His interview did provide another insight into what went on during the years of madness. He told Mary Wilson that banks came to him, saying, "we'll give you the money. Would you like to do this, or that, or whatever the case might be?"

Banks weren't the only ones seeking him out. The Dublin Docklands Development Authority (DDDA) came to him about the Irish Glass Bottle site on the docks, which is the subject of his current woes.

The site was purchased by a consortium, including the DDDA and McNamara, for €420m in 2006. It is now reputedly worth €60m.

What was a public body like the DDDA doing getting involved in property development? The fallout from that deal is still going through a number of legal actions, the bill for which is most likely to be footed by the taxpayer.

For the banks, and apparently the DDDA, risk was a thing of the past. Developers like McNamara had a midas touch which allowed them to turn muck into gold. They were masters of all they surveyed and treated accordingly by anybody else who was seeking out a slice of the action.

While banks were falling over themselves to lend billions, the government was ensuring that nothing would stand in the way of these nation builders.
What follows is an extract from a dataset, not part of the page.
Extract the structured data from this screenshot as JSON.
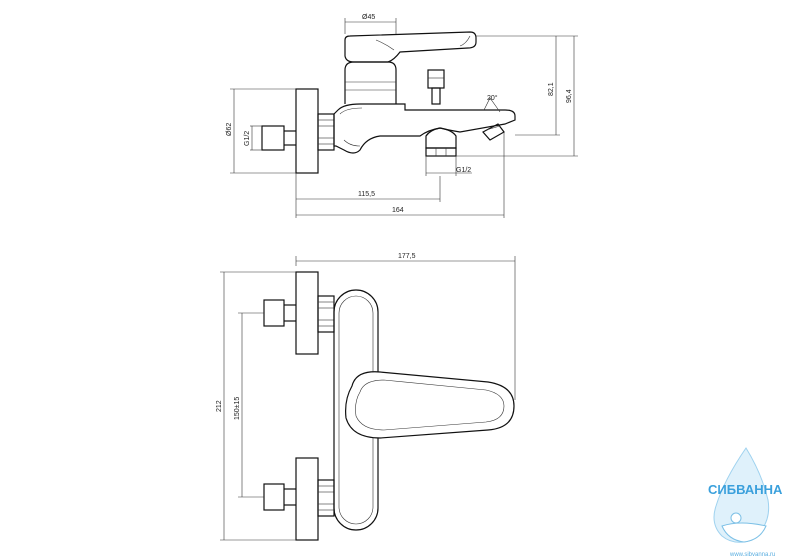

Tax breaks were provided to "incentivise" developers. In 2001, Charlie McCreevy introduced a provision that allowed some developers to pay only the standard rate of tax on their earnings. The interest of the developers was confused, either by accident or design, with the national interest.

McNamara was ideally placed to make hay on the back of greedy bankers and a supine government. He was a former Fianna Fáil councillor, who hosted a knees-up every year at the Galway Races. In the nexus of bankers, developers and Fianna Fáil politicians, he was a serious player.

As he could do no wrong in the eyes of others, so he gambled big. The crash reintroduced him to risk and it's been a long way down.

"I didn't cause the crash... I was hit on the road by something that no one saw was coming... All I can do is do my level best to behave with decency in the situation I am in," he told RTÉ.

The masters of the universe have been gobbled up by the ether. We are left with human beings, flawed like the rest of us, and more than many of us. McNamara said nobody saw this coming, but that is inaccurate. Those who shouted stop were shouted down. At least McNamara is facing the music, which is more than can be said for some of his fellow former masters.

If the fallout was confined to their own fortunes, that would be the end of that. But in this warped version of business, it is all citizens who are picking up the tab for the recklessness and greed. Nama is destined to haunt at least one generation.

The amazing thing is that an investigation into what went on has not already commenced. What we heard last week illustrated once more the demented impulse that seized so many who had effective control of the nation's economic destiny. Noises from the cabinet last week suggest that a proper inquiry might be initiated by the government, but the fear is that it will represent some form of a whitewash.

We need to know in detail what exactly happened, irrespective of what the results might do to the career of Brian Cowen or others.